Pourquoi Claude Code a abandonné les Todos et les Slash Commands
Anthropic a remplacé TodoWrite par Tasks et les Slash Commands par Skills en deux jours. Les deux changements pointent dans la même direction - libérer le modèle de ses entraves.
En l’espace de deux jours, Anthropic a modifié deux choses simultanément dans Claude Code. Les Todos sont devenus Tasks. Les Slash Commands sont devenus Skills. Les deux changements ont été présentés comme « fonctionnalités existantes, même comportement » - facile à négliger. Mais ces deux évolutions pointent exactement dans la même direction.
Pourquoi TodoWrite a disparu
L’explication d’Anthropic est révélatrice : « Opus 4.5 fonctionne de manière autonome plus longtemps et suit l’état plus efficacement. Pour les tâches simples, TodoWrite n’est plus nécessaire. »
- Le modèle comprend déjà tout seul ce qui doit être fait
- Une liste de tâches séparée devient une charge plutôt qu’une aide
- Le mouvement de fond consiste à libérer le modèle - retirer les contraintes qui limitent ses capacités
Le modèle était déjà capable. L’outil le retenait.
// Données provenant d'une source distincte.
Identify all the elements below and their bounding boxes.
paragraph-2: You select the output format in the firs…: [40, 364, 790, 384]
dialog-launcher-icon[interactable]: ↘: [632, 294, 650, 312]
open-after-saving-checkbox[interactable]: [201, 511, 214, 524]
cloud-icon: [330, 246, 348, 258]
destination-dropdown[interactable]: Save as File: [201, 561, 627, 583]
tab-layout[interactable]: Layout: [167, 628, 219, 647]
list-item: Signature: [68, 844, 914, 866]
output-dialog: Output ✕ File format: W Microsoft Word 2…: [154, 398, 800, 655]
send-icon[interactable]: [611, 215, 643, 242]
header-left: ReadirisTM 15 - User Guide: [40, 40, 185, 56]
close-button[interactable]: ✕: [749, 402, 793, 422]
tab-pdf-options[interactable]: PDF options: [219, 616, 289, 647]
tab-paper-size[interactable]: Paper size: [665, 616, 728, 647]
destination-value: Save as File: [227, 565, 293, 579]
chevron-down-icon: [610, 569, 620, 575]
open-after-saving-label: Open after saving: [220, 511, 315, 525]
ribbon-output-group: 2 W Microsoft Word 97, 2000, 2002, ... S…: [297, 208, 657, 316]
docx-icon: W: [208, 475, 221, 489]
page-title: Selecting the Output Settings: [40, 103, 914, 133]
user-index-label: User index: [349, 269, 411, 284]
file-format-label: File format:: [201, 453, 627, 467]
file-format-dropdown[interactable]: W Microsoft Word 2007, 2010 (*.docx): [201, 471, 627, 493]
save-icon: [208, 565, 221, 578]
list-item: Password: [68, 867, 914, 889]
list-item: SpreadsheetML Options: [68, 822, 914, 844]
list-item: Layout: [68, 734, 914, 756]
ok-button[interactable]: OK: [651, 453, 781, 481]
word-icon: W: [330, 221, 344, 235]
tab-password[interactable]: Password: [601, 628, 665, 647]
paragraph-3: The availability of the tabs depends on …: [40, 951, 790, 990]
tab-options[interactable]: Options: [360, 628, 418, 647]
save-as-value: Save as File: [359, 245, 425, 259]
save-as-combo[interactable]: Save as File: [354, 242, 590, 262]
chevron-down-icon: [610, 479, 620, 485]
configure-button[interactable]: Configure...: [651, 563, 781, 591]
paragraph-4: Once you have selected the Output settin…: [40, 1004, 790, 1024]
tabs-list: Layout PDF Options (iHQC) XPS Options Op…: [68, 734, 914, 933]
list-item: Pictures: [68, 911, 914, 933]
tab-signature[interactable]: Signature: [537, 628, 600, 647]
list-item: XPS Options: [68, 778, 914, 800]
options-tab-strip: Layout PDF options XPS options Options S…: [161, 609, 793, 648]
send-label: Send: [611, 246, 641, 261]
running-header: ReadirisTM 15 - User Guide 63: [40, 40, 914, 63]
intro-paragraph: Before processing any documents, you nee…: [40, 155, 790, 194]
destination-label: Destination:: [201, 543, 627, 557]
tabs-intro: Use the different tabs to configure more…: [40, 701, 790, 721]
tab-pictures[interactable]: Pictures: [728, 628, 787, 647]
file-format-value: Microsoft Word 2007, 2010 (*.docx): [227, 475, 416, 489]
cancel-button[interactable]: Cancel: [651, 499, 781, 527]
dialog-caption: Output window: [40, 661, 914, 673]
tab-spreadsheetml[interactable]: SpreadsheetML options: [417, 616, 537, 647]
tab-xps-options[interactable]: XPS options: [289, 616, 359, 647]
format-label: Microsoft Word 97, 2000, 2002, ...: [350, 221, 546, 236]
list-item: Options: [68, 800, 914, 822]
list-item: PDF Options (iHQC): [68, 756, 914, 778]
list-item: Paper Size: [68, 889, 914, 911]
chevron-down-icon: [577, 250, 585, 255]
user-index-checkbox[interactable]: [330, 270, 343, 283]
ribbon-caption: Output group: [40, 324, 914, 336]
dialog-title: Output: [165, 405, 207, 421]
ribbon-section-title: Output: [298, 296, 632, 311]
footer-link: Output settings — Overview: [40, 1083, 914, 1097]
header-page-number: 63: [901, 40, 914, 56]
Pourquoi les Slash Commands sont devenus Skills
La même logique s’applique ici. Les Slash Commands étaient conçus autour de la divulgation progressive - charger le contexte uniquement quand nécessaire. Au fur et à mesure que le modèle est devenu plus intelligent, cette approche a cessé d’être optimale.
- Les Skills lisent automatiquement les fichiers associés pour assembler le contexte
- Un fichier SKILL.MD peut référencer d’autres fichiers, permettant des chaînes de contexte multi-étapes
- Du point de vue du modèle, il n’y a aucune raison de séparer cela dans un outil distinct
Le fil conducteur : supprimer l’échafaudage pour le travail simple
Voici le schéma commun aux deux changements :
- Todos : Le modèle gère tout seul, donc l’outil est inutile
- Slash Commands : Le modèle charge le contexte tout seul, donc la syntaxe spéciale est inutile
Les deux suivent la même philosophie : à mesure que les capacités du modèle augmentent, retirer l’échafaudage qui compensait ses limites. Anthropic appelle cela « unhobbling » - enlever les chaînes.
Pourtant Tasks et Skills sont devenus plus puissants
Voici le paradoxe. Les outils pour le travail simple ont disparu, mais les abstractions pour le travail complexe sont devenues nettement plus sophistiquées.
Ce que Tasks a ajouté :
- Dépendances et blocages stockés sous forme de métadonnées entre les tâches
- Coordination basée sur le système de fichiers pour que plusieurs sessions et sous-agents puissent collaborer
- Mises à jour dans une session automatiquement reflétées dans toutes les sessions partageant la même Task List
Ce que Skills a ajouté :
- Un paramètre
agent:qui crée un sous-agent avec un skill chargé - Une option
context: forkqui clone le contexte actuel complet dans un sous-agent séparé - Contrôle précis sur qui peut invoquer un skill - utilisateur, modèle, ou les deux
Un nouveau principe pour la conception d’agents
Le principe que je tire de ces deux changements :
- Tâches simples : Confiez-les au modèle et supprimez les outils
- Collaboration complexe : Construisez des structures pour l’état partagé et l’isolation du contexte
Une variable d’environnement comme CLAUDE_CODE_TASK_LIST_ID=groceries claude permet à plusieurs sessions de partager la même Task List. Combiné avec l’intégration des sous-agents de Skills pour diviser le contexte, vous pouvez exécuter plusieurs flux de travail simultanément. C’est le squelette de base de la collaboration multi-agents que propose Claude Code.
À mesure que les modèles deviennent plus intelligents, l’échafaudage simple disparaît et seule la couche de collaboration demeure.
L’avenir des systèmes d’agents ne consiste pas à parier sur la capacité d’un agent unique. Il s’agit de concevoir comment plusieurs agents divisent et fusionnent l’état. C’est ce qui comptera le plus à l’avenir.